Composition, structure and model of the formation of conodont lamellar tissue

Abstract

Research subject. This research was focused on the most common mineralized tissue that composes conodont elements. The aim was to investigate the characteristics of the composition and structure of this tissue and to reconstruct its formation process. Materials and methods. The work was based on a collection of well-preserved conodont elements from the Upper Devonian of the East European Platform and the Upper Devonian – Lower Carboniferous of the east of the Pechora Plate. Oriented and polished thin sections made from some of the elements were studied using light and electron microscopy, as well as a microhardness tester. Energy dispersive spectroscopy was used to determine the chemical (elemental) composition of the lamellar tissue. In addition, the carbon isotope ratio was determined for organic matter. Results. The study showed that the lamellar tissue in conodont elements consists of fluorohydroxylapatite crystallites of various morphology, surrounded by organic matter, which makes up 2–3% of the tissue. Variations in the composition of major elements incorporated in fluorohydroxylapatite of the lamellar tissue are insignificant.

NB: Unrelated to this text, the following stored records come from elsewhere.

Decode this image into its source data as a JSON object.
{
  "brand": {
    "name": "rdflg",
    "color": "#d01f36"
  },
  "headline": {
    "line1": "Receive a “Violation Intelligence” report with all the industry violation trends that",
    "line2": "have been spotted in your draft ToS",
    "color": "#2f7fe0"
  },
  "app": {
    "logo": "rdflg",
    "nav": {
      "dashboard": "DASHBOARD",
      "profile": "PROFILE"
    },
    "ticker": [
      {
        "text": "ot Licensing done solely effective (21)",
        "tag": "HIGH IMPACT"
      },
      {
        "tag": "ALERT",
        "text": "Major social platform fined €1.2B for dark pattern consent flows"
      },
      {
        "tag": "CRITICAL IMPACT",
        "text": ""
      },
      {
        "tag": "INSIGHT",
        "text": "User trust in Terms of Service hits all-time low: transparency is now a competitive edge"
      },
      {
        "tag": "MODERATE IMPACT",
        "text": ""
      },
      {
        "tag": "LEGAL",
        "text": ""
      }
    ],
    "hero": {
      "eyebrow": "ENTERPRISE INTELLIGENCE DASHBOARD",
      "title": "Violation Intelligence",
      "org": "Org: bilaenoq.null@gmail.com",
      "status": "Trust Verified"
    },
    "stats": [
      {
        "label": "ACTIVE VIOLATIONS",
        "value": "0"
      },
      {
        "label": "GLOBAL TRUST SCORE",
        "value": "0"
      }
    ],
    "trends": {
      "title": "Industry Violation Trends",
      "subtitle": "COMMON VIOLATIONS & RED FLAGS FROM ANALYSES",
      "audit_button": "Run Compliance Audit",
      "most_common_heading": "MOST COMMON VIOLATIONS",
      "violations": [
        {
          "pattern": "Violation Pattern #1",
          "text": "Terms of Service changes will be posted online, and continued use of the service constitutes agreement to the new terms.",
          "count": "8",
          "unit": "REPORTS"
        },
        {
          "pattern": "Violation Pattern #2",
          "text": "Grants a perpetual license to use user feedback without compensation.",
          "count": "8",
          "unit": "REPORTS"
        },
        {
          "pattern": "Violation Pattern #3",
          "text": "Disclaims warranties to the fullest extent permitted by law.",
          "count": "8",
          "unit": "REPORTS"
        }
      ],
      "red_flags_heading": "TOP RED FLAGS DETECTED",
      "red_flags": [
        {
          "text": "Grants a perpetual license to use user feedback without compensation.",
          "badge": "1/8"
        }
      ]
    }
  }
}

Organic matter is represented by a collagen-like protein, likely to be of a non-fibrillar type, with a light carbon isotopic composition (–26.2 ‰ PDB). The lamellar tissue has an average microhardness of 2.6 GPa, the variations of which are due to textural and structural features and the distribution of organic matter. In conodont elements, the lamellar tissue is in contact with other types of tissue. Transitions between tissues are relatively sharp at the borders of the lamellae and gradual within the same lamella. Conclusions. A model was developed, according to which the growth cycle of a conodont element covered the sequential formation of two lamellae preceded by the resorption of one external lamella. In the structures formed by the lamellar tissue, both lamellae consisted of this tissue. The lamellar tissue is of interest as a natural model of an organic-mineral composite based on protein and calcium phosphate.